The impact of such homes, particularly on boys, comes out not only on educational attainment but also matters such as mental health or imprisonment rates. Correlation, of course, does not prove causation, and these are also homes marked by poverty. Financial pressures are often cited as a cause of marital breakdown. However the fact of poverty, as indicated by being in receipt of free school meals, did not prevent Indian, and especially Chinese pupils from succeeding, suggesting that it is not poverty but family structure that powerfully affects children’s capacity for educational attainment.
In particular, it is boys who are affected. Whilst the attainment gap between boys and girls for Chinese pupils is only 4.3, for White, Black Caribbean and Black Other groups it is over 7.5 – with a massive 9.7 for the latter. It is a matter then of racial, social and gender injustice; with black, non-African boys suffering on all three counts. The Church of England’s clumsy focus on bulked up ‘UKME/GMH’ statistics rather than on specific categories means we persistently fail to identify that we have one particular chronic area of failure: working class black young men.
Therefore, a church that is intensely serious about overcoming racial and social disadvantage, and which seeks to avoid simply forming its responses from the recently prevailing outlook of secular elites will make addressing the instability of family relationships its major focus. Whilst the ‘orthodox’ Runnymede Trust showed its moral and intellectual vacuity by ignoring the issue, the ‘heretical’ and elite-maligned Government (‘Merchant Right’?) Sewell Report recognised the problem. It is disappointing that the Government’s Response to Sewell, which made substantive responses over health and employment issues, was so anodyne in its recommendations as regards families.
Addressing the need to strengthen a child’s right to be brought up in the home of their two biological parents is not a specifically racial issue, but – as Sewell recognised – it is policies that address all disadvantaged groups that will counter the disparities seen particularly amongst minority ethnic groups.

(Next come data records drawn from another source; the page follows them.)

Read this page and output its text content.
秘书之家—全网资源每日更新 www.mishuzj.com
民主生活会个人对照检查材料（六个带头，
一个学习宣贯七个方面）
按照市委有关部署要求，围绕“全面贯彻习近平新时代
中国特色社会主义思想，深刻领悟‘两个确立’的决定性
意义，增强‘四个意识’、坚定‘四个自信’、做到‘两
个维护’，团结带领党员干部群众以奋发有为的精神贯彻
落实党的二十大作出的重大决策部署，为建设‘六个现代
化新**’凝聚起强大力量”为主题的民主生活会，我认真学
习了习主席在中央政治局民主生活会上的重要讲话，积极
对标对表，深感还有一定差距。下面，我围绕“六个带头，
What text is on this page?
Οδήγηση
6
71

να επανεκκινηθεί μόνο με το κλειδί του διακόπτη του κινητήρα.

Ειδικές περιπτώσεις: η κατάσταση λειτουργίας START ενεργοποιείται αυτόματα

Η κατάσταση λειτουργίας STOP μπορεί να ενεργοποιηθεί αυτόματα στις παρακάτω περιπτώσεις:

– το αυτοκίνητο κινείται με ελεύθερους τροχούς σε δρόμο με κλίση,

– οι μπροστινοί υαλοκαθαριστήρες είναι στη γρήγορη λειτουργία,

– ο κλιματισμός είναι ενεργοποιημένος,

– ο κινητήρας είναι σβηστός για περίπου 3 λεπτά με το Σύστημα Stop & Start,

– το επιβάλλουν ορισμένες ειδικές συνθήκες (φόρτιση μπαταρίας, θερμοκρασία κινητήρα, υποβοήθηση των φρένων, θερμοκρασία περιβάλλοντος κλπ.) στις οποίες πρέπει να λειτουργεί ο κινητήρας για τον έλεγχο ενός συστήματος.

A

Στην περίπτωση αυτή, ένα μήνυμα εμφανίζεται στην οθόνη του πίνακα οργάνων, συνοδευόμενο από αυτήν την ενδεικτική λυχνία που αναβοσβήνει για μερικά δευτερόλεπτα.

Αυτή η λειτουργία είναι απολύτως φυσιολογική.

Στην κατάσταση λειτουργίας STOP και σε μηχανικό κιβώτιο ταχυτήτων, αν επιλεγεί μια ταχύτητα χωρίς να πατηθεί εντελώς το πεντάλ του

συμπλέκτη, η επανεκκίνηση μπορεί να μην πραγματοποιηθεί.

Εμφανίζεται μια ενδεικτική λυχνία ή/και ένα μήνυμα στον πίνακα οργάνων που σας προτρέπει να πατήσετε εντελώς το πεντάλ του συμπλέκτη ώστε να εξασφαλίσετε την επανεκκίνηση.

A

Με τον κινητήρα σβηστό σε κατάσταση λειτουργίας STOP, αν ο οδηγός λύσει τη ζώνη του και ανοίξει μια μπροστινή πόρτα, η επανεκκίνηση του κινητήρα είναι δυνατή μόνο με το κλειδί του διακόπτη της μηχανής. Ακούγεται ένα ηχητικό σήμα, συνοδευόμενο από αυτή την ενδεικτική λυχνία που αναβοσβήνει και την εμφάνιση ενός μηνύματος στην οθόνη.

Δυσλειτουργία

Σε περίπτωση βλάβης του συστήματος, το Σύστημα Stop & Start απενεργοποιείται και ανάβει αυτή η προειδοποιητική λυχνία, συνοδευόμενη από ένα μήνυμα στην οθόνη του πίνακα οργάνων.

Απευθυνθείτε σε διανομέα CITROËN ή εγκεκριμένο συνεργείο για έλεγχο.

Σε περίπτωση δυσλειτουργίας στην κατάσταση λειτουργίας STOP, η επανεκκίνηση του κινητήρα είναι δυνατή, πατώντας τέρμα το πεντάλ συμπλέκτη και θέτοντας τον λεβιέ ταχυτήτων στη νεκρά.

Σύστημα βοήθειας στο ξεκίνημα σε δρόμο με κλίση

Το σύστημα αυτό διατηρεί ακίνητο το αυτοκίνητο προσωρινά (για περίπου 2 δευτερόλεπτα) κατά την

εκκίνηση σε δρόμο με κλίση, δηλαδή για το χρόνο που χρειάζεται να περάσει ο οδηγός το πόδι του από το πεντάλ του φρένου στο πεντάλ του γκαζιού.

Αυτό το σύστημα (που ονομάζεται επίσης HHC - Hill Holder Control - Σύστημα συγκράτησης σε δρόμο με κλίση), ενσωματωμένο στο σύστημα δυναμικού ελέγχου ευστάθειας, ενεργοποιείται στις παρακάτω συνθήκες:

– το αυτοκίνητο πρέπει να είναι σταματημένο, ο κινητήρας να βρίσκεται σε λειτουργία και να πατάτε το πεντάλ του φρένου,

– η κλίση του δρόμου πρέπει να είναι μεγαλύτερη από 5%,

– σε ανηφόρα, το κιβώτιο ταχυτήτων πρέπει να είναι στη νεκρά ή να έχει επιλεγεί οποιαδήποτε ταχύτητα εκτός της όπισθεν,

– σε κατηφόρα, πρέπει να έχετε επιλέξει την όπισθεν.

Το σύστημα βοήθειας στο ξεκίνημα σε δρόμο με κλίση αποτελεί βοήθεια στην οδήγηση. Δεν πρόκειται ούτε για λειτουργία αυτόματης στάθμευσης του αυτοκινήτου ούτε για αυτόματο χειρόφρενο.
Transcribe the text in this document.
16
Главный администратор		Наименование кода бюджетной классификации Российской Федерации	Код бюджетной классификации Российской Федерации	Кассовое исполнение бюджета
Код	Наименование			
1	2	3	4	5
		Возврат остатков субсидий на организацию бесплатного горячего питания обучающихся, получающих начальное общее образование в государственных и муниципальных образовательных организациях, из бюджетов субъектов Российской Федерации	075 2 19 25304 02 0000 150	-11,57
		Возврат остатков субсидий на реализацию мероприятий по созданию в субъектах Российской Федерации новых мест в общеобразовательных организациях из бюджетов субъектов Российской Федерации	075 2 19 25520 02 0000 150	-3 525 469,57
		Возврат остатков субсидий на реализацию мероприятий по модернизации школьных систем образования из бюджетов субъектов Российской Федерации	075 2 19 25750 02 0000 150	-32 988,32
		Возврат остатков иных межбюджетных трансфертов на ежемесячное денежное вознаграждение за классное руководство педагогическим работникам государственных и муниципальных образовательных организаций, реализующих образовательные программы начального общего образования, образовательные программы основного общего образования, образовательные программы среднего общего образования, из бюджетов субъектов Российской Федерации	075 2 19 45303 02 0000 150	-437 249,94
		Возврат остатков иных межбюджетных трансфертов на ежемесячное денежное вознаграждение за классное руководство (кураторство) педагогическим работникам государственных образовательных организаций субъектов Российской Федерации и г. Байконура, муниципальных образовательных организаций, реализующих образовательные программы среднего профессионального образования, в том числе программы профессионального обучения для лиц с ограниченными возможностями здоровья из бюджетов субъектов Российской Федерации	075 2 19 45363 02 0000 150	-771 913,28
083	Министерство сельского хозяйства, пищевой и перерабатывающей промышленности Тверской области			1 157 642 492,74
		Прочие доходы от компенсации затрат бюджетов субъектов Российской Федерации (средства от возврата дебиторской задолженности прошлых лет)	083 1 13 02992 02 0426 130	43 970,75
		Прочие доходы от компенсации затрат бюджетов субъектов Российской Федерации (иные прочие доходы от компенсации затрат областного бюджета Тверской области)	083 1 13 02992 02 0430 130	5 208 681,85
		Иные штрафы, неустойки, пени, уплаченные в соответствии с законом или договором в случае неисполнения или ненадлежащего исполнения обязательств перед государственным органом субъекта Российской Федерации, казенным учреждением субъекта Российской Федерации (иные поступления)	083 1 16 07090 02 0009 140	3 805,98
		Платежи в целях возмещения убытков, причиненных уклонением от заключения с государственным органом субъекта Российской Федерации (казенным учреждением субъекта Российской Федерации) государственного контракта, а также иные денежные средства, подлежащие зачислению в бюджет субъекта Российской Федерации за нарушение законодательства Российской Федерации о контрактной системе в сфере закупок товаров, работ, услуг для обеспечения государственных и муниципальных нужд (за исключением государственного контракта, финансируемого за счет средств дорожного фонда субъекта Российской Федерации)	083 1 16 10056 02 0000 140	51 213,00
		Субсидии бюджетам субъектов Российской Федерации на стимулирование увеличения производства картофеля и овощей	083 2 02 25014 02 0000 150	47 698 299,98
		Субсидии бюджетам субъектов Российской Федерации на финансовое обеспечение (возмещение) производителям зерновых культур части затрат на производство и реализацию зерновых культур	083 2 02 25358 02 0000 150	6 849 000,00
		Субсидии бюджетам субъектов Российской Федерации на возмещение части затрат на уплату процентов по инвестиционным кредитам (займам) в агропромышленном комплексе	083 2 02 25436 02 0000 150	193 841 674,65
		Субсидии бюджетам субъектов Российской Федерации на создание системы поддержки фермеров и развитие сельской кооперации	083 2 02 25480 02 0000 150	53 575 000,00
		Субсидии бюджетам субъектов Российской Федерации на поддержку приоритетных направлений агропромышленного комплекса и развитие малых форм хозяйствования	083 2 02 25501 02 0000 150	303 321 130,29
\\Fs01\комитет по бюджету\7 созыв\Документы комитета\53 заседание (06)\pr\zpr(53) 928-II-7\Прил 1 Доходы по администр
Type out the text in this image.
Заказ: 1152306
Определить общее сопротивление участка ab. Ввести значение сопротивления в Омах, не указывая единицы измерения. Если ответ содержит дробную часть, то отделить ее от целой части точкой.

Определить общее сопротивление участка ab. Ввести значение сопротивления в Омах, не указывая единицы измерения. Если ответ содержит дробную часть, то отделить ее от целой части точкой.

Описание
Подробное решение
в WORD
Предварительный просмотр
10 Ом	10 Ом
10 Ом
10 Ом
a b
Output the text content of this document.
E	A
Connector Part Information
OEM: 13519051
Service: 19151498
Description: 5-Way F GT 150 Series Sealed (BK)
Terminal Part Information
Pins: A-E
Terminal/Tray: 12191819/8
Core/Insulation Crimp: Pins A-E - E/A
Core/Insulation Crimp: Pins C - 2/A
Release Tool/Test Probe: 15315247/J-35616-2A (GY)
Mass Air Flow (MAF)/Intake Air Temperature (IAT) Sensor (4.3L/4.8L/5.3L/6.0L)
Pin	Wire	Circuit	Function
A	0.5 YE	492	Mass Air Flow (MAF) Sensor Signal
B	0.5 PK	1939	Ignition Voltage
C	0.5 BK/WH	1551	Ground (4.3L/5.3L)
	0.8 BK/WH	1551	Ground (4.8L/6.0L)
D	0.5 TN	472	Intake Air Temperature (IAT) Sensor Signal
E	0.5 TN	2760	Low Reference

What then of Edward Norman’s rebuke that ‘the social attitudes of the church have derived from the surrounding intellectual and political culture and not . . from theological learning’?
In this light, the Archbishop of Canterbury’s criticism of the Government’s policy of transporting migrants to Ruanda, whilst morally correct, nonetheless it can not be called ‘prophetic’ or counter-cultural. In fact it is safely well within the moral parameters of the new elite (though none the worse for that). But by contrast if the Church of England’s leaders were to argue for both a cultural mind-set and for national policies that are rooted in Scripture’s very strong assertion of the responsibility of parents, including fathers, to provide a loving, secure environment for their children then that would be genuinely counter cultural, and – to the extent that it brings change – lead to significantly improved outcomes for inter alia disadvantaged ethnic minorities.
The fact that this is what the Church has traditionally argued for doesn’t devalue its crucial salience in our present context of strongly different outcomes for different ethnic groups. This is what is held dear by minority ethnic Christian groups; we should join with them in vigorously, publicly asserting and working for the importance of stable marriages and committed fathering across our society.